La narrativa en primera persona, también llamada “storytelling”, puede funcionar en la crítica de cine, pero como todo, merece un análisis y un comentario aparte.
Primero, no es un recurso nuevo, en ningún género, tal como se cree y se explota en redes sociales, ante el reclamo de “echar el cuento” y relatarlo por ti mismo, según los dogmas del mercadeo del selfie, del imperativo de la marca personal.
Ciertamente, hay un apogeo del lugar enunciativo en la primera persona, no sólo en la crítica de cine, sino en todos los géneros periodísticos y audiovisuales, empezando por los documentales y concluyendo en la autoayuda de la tendencia del biopic, con malos y buenos ejemplos de cómo las historias de ídolos sirven para inspirar, pero también para vender humo y falsas esperanzas a espectadores demasiado cautivos.
En el peor de los casos, el show de sí mismo puede conducir a un pérdida absoluta del contexto, del sentido de la realidad, tomando a la parte por el todo, cometiendo una falacia argumentativa.
Por ejemplo, la personalización del discurso conlleva el riesgo de atacar al mensajero en lugar del mensaje, incurriendo en el defecto de la descalificación ad hominem, es decir, de centrar la discusión en el emisor, para desprestigiar su análisis, si no conviene o gusta.
Es un tipo de sofisma que circula por TikTok, al exponer chismes de famosos y actores, con el propósito de despertar el morbo, polarizar y neutralizar un contenido, cuyo mensaje y protagonista se quieren desprestigiar, al límite de una cacería de brujas.
En efecto, vemos como una película como Wicked por siempre lo radiografía en su guion, mientras sus actrices resultan siendo víctimas de la quema que buscan expurgar, porque los supuestos fanáticos hablan de sus problemas y el estado de sus cuerpos.
De modo que se trata de una típica campaña sucia, que se engendra en laboratorios de bots, para radicalizar audiencias y pescar clicks de una manera perniciosa, sesgada.
En última instancia, la primera persona no es para todo el mundo, como se cree, pues admite márgenes de error y comportamientos tóxicos que no se explican, que no se atajan a tiempo, que no se acompañan, y que pueden desencadenar crisis de reputación severas, cuando la narrativa populista del emisor no se condice con su conducta, tal como se evidencia en Mago de Oz.
Por tanto, se sufre de una decepción al conocer a los que mueven los hilos detrás de las cortinas de post y reels tan vistosos, en un mundo de apariencias de bonanza, felicidad, proximidad e intimidad.
De ahí que la novela de los realitys shows dure apenas temporadas, en la mayoría de los casos, puesto que las celebridades de un día o los nuevos influencers tienen dificultad para sostener el peso de su relato, de cara a la realidad.
De modo que la prueba es sostenerse y lograr equilibrar la balanza, entre lo que se dice y lo que se hace, sin ceder a la presión y la urgencia por ser otro, por simular o impostar una imagen que no se corresponde con los hechos.
Pero la primera persona, sostuve al principio, tampoco es un asunto de la actualidad, lleva siglos cultivándose.
Autores como Regis Debray, en el libro esencial Vida y muerte de la imagen, estudiaron los efectos de personalizar el discurso en el arte, provocando un cisma en nuestros criterios perceptivos y algunas desilusiones importantes.
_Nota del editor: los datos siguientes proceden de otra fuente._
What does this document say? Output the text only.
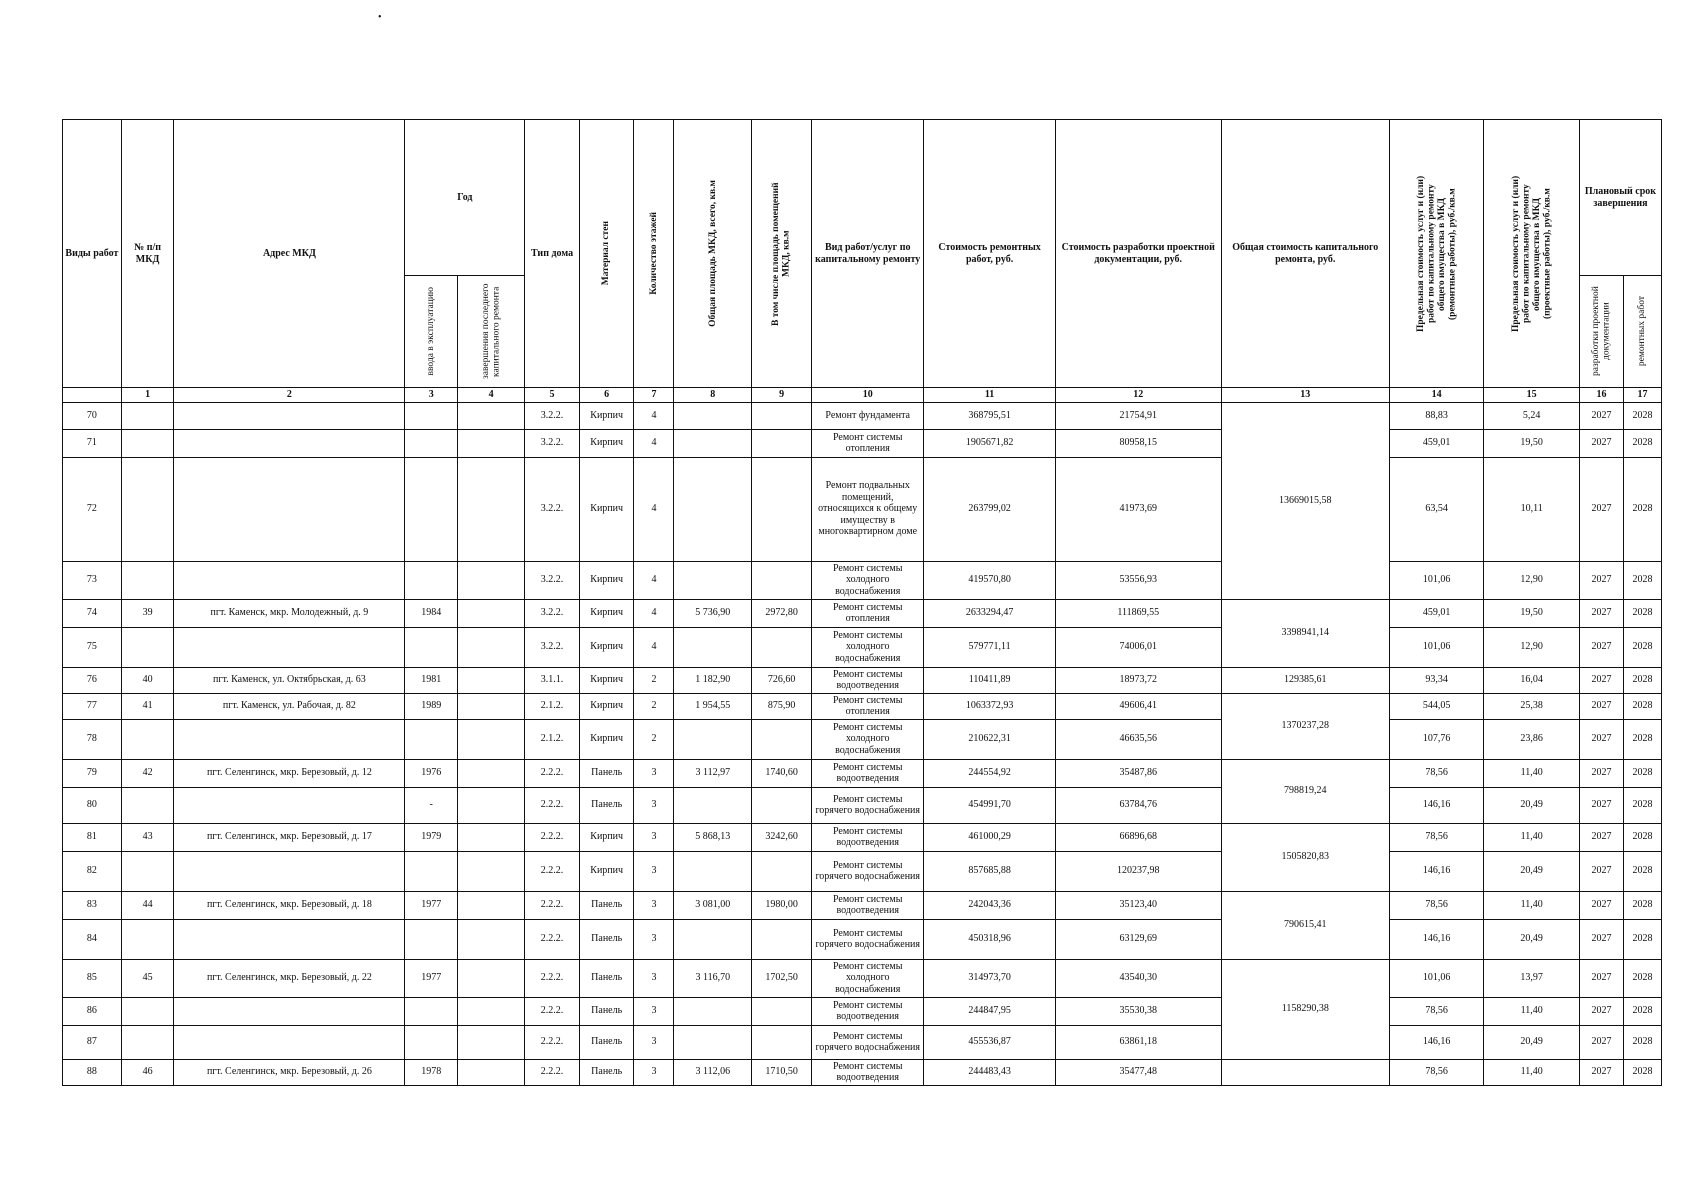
•
Виды работ	№ п/п МКД	Адрес МКД	Год		Тип дома	Материал стен	Количество этажей	Общая площадь МКД, всего, кв.м	В том числе площадь помещений МКД, кв.м	Вид работ/услуг по капитальному ремонту	Стоимость ремонтных работ, руб.	Стоимость разработки проектной документации, руб.	Общая стоимость капитального ремонта, руб.	Предельная стоимость услуг и (или) работ по капитальному ремонту общего имущества в МКД (ремонтные работы), руб./кв.м	Предельная стоимость услуг и (или) работ по капитальному ремонту общего имущества в МКД (проектные работы), руб./кв.м	Плановый срок завершения	

			ввода в эксплуатацию	завершения последнего капитального ремонта												разработки проектной документации	ремонтных работ

	1	2	3	4	5	6	7	8	9	10	11	12	13	14	15	16	17
70					3.2.2.	Кирпич	4			Ремонт фундамента	368795,51	21754,91	13669015,58	88,83	5,24	2027	2028
71					3.2.2.	Кирпич	4			Ремонт системы отопления	1905671,82	80958,15		459,01	19,50	2027	2028
72					3.2.2.	Кирпич	4			Ремонт подвальных помещений, относящихся к общему имуществу в многоквартирном доме	263799,02	41973,69		63,54	10,11	2027	2028
73					3.2.2.	Кирпич	4			Ремонт системы холодного водоснабжения	419570,80	53556,93		101,06	12,90	2027	2028
74	39	пгт. Каменск, мкр. Молодежный, д. 9	1984		3.2.2.	Кирпич	4	5 736,90	2972,80	Ремонт системы отопления	2633294,47	111869,55	3398941,14	459,01	19,50	2027	2028
75					3.2.2.	Кирпич	4			Ремонт системы холодного водоснабжения	579771,11	74006,01		101,06	12,90	2027	2028
76	40	пгт. Каменск, ул. Октябрьская, д. 63	1981		3.1.1.	Кирпич	2	1 182,90	726,60	Ремонт системы водоотведения	110411,89	18973,72	129385,61	93,34	16,04	2027	2028
77	41	пгт. Каменск, ул. Рабочая, д. 82	1989		2.1.2.	Кирпич	2	1 954,55	875,90	Ремонт системы отопления	1063372,93	49606,41	1370237,28	544,05	25,38	2027	2028
78					2.1.2.	Кирпич	2			Ремонт системы холодного водоснабжения	210622,31	46635,56		107,76	23,86	2027	2028
79	42	пгт. Селенгинск, мкр. Березовый, д. 12	1976		2.2.2.	Панель	3	3 112,97	1740,60	Ремонт системы водоотведения	244554,92	35487,86	798819,24	78,56	11,40	2027	2028
80			-		2.2.2.	Панель	3			Ремонт системы горячего водоснабжения	454991,70	63784,76		146,16	20,49	2027	2028
81	43	пгт. Селенгинск, мкр. Березовый, д. 17	1979		2.2.2.	Кирпич	3	5 868,13	3242,60	Ремонт системы водоотведения	461000,29	66896,68	1505820,83	78,56	11,40	2027	2028
82					2.2.2.	Кирпич	3			Ремонт системы горячего водоснабжения	857685,88	120237,98		146,16	20,49	2027	2028
83	44	пгт. Селенгинск, мкр. Березовый, д. 18	1977		2.2.2.	Панель	3	3 081,00	1980,00	Ремонт системы водоотведения	242043,36	35123,40	790615,41	78,56	11,40	2027	2028
84					2.2.2.	Панель	3			Ремонт системы горячего водоснабжения	450318,96	63129,69		146,16	20,49	2027	2028
85	45	пгт. Селенгинск, мкр. Березовый, д. 22	1977		2.2.2.	Панель	3	3 116,70	1702,50	Ремонт системы холодного водоснабжения	314973,70	43540,30	1158290,38	101,06	13,97	2027	2028
86					2.2.2.	Панель	3			Ремонт системы водоотведения	244847,95	35530,38		78,56	11,40	2027	2028
87					2.2.2.	Панель	3			Ремонт системы горячего водоснабжения	455536,87	63861,18		146,16	20,49	2027	2028
88	46	пгт. Селенгинск, мкр. Березовый, д. 26	1978		2.2.2.	Панель	3	3 112,06	1710,50	Ремонт системы водоотведения	244483,43	35477,48		78,56	11,40	2027	2028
Por eso, solemos despecharnos cuando descubrimos que detrás de la cortina, una ópera y una pintura no eran solo las obras maestras del algún genio.
Nos damos cuenta de que hay algo más, un andamiaje, una historia, una estructura, una evolución, una civilización.
Por tanto, exijamos mejores críticos y narrativas en primera persona, que nos enseñen de verdad, nos formen, nos ayuden a distinguir al impostor del personaje virtuoso.
Ser más precisos y elocuentes, ser más centrados, ser menos egocéntricos, puede que nos guíe en el camino de la emancipación del pensamiento, de la reivindicación del pensamiento crítico.
Ver más a los demás y sus procesos, que solo narrar anécdotas desde el ombligo.